İdris Kardaş

İdris Kardaş

30 Haziran 2017, Cuma

Alman usulü özgürlük

Tarih, 3 Eylül 2011. Yer, Almanya'nın Köln kenti. Adı "19. Kültür Festivali" olan bir toplantı ve orada bulunan kalabalığa video konferans yoluyla katılan PKK eşbaşkanı Murat Karayılan.

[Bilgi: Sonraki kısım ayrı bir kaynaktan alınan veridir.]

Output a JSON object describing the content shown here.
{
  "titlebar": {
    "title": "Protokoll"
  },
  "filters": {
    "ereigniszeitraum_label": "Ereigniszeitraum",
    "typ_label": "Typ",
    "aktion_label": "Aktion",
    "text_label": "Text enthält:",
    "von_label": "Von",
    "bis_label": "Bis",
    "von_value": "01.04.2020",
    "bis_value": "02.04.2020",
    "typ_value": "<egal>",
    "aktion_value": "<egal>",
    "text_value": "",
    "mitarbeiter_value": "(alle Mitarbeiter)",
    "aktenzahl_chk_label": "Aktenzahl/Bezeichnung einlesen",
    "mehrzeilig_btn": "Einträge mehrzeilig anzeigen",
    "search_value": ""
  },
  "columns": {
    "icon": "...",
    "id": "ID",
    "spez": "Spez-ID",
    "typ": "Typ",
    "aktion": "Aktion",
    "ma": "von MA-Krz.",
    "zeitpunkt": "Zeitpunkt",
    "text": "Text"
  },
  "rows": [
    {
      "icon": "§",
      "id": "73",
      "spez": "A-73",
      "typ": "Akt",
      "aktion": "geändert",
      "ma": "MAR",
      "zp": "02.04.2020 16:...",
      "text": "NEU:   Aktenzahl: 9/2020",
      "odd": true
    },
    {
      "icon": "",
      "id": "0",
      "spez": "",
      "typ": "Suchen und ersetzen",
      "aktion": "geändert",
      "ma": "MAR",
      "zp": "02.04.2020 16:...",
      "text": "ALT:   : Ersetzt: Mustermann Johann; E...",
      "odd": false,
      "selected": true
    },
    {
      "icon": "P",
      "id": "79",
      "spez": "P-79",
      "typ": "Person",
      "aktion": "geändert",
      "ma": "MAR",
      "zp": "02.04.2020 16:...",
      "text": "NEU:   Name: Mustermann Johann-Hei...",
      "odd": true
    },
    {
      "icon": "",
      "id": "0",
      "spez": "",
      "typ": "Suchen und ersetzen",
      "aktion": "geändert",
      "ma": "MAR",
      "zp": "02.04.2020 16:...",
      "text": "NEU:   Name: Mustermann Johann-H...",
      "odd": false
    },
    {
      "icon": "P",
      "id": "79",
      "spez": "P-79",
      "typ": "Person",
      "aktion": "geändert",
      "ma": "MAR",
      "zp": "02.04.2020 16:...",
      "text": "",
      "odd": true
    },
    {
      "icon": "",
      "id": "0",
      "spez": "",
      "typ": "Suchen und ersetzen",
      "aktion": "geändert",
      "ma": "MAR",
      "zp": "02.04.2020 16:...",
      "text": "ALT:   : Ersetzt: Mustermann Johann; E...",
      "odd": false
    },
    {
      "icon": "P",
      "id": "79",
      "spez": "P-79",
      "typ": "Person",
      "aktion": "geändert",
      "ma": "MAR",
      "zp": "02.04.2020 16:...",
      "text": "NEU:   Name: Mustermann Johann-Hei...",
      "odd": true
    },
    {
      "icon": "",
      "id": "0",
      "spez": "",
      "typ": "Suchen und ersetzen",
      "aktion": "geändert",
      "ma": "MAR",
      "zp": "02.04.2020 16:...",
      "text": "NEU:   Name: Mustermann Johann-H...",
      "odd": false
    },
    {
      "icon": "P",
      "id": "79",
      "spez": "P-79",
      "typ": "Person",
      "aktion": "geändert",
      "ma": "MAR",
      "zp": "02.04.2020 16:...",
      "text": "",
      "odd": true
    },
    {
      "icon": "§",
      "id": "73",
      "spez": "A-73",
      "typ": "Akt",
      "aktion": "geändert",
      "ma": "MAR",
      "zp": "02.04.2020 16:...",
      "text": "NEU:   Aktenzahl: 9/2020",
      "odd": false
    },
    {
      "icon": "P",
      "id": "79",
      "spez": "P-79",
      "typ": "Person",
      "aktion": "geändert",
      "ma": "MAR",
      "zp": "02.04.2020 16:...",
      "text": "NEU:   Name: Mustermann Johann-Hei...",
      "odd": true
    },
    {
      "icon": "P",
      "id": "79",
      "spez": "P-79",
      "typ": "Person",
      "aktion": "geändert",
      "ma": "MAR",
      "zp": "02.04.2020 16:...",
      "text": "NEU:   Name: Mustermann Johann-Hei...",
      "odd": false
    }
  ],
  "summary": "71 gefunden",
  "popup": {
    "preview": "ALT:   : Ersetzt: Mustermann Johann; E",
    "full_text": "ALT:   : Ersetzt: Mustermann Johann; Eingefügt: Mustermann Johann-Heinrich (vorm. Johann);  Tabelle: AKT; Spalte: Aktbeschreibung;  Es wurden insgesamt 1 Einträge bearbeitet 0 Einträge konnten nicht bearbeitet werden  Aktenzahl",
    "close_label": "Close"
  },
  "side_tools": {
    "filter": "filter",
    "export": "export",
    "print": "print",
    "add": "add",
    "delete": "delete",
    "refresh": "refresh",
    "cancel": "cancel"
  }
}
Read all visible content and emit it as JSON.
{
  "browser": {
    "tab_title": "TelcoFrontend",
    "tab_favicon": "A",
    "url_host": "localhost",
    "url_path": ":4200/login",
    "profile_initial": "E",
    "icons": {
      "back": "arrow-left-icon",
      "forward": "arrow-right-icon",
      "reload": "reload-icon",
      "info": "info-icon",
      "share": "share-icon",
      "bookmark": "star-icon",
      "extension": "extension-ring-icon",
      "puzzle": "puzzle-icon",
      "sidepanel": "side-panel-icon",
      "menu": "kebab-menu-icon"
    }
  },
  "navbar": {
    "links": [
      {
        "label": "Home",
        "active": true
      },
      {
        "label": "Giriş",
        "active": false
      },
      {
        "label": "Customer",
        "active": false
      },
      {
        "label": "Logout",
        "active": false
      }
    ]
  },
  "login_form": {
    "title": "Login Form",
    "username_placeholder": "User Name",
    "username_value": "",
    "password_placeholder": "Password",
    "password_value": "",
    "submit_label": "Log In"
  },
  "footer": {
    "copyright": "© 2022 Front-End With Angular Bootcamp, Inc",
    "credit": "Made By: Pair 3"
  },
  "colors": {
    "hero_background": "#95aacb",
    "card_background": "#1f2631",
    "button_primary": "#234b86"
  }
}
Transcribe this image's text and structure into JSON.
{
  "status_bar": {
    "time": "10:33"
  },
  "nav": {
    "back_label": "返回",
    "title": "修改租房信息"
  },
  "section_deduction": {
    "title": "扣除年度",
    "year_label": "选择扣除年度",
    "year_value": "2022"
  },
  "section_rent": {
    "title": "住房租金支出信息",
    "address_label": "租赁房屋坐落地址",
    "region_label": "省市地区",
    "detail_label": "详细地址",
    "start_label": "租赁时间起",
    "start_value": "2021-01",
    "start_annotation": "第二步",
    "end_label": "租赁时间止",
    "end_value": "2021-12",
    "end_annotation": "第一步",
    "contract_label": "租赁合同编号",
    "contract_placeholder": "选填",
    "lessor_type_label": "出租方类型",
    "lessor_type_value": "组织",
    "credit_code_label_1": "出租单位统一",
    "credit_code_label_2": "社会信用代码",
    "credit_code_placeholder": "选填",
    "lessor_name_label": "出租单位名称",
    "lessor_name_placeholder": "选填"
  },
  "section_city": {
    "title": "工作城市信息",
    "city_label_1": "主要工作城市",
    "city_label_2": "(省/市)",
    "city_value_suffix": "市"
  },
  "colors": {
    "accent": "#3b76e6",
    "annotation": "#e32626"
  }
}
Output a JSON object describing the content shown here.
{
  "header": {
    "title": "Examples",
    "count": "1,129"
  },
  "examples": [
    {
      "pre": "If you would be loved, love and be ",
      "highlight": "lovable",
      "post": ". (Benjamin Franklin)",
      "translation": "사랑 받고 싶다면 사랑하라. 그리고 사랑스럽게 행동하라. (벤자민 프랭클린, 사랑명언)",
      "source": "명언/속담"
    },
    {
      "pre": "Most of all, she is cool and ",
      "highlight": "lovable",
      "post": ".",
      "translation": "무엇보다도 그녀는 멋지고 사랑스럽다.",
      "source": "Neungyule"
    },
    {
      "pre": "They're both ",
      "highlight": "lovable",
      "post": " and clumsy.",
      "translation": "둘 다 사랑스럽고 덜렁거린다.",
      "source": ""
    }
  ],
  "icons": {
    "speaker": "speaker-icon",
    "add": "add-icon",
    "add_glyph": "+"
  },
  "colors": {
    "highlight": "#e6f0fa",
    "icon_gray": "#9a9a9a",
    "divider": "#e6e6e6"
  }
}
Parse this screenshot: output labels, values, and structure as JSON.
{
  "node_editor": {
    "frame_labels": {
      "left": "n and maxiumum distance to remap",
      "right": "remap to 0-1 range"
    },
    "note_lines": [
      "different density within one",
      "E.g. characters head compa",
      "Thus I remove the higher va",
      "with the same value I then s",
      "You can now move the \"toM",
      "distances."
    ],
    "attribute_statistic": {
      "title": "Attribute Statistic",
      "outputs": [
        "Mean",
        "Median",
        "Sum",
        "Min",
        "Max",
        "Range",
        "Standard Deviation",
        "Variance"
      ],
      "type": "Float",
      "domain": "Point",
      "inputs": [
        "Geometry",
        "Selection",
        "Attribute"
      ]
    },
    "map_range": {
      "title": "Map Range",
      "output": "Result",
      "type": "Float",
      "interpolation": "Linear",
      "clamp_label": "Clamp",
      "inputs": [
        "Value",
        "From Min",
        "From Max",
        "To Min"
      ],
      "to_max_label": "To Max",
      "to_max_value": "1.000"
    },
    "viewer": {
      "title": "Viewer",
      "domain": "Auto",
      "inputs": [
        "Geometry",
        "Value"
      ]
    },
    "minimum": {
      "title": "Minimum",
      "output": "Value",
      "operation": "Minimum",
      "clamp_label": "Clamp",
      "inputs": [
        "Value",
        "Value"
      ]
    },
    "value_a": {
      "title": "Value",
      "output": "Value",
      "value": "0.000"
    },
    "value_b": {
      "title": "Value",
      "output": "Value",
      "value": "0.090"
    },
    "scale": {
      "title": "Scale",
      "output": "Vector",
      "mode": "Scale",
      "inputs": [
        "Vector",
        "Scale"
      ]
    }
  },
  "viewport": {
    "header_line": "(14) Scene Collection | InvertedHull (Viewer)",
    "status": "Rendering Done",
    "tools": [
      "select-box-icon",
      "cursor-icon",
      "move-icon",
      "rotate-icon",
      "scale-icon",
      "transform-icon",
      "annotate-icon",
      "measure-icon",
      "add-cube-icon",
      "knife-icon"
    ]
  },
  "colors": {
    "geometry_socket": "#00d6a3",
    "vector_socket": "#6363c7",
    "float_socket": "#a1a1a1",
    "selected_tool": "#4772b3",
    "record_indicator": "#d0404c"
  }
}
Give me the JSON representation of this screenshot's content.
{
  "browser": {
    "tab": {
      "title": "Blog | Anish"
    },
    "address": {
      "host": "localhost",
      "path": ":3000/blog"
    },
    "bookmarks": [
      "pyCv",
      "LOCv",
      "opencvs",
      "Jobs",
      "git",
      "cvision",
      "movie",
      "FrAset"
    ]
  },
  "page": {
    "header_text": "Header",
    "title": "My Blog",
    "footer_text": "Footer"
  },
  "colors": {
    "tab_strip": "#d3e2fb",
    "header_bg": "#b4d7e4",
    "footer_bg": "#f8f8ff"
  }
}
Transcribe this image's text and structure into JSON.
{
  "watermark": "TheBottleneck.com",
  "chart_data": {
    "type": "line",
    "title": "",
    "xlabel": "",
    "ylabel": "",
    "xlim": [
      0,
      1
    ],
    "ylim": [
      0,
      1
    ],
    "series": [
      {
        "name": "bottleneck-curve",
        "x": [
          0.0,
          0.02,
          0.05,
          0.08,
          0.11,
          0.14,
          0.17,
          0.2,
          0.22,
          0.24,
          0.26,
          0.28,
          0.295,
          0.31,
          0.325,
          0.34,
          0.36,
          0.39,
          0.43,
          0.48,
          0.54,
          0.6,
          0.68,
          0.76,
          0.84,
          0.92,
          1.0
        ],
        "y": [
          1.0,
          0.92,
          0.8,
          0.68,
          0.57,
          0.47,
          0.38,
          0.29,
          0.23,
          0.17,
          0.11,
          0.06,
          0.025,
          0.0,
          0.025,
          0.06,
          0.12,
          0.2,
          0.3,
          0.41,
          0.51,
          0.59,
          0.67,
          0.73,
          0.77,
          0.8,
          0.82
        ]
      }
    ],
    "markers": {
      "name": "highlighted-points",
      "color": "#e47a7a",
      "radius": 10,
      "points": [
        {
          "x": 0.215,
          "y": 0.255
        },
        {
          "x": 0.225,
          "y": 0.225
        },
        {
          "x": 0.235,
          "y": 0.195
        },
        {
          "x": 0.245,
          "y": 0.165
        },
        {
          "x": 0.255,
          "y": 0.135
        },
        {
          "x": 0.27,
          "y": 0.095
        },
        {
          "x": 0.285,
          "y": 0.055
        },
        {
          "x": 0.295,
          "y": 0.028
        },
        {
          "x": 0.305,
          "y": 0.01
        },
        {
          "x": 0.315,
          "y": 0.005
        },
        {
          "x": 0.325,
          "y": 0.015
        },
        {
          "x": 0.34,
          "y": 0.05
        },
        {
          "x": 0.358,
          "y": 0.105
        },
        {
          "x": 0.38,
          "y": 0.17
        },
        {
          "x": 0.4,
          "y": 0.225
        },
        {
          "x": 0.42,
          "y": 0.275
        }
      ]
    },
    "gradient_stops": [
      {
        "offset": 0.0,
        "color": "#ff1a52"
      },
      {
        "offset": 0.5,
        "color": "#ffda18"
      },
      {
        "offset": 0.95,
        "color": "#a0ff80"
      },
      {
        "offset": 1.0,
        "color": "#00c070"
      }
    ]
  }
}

Perdeye yansıyan görüntüde Karayılan önce yanındaki grupla birlikte konuşmasını yaptığı alana geliyor. PKK bayraklı bir masanın arkasında konuşmaya başlıyor. Karayılan'ın çevresinde ise aralarında özel kuvvet diye adlandırdıkları bir grup terörist hazır bulunuyor. Karayılan konuşmasında, Türkiye aleyhine tehditler savuruyor ve tam 30 dakika konuşmasını sürdürüyor.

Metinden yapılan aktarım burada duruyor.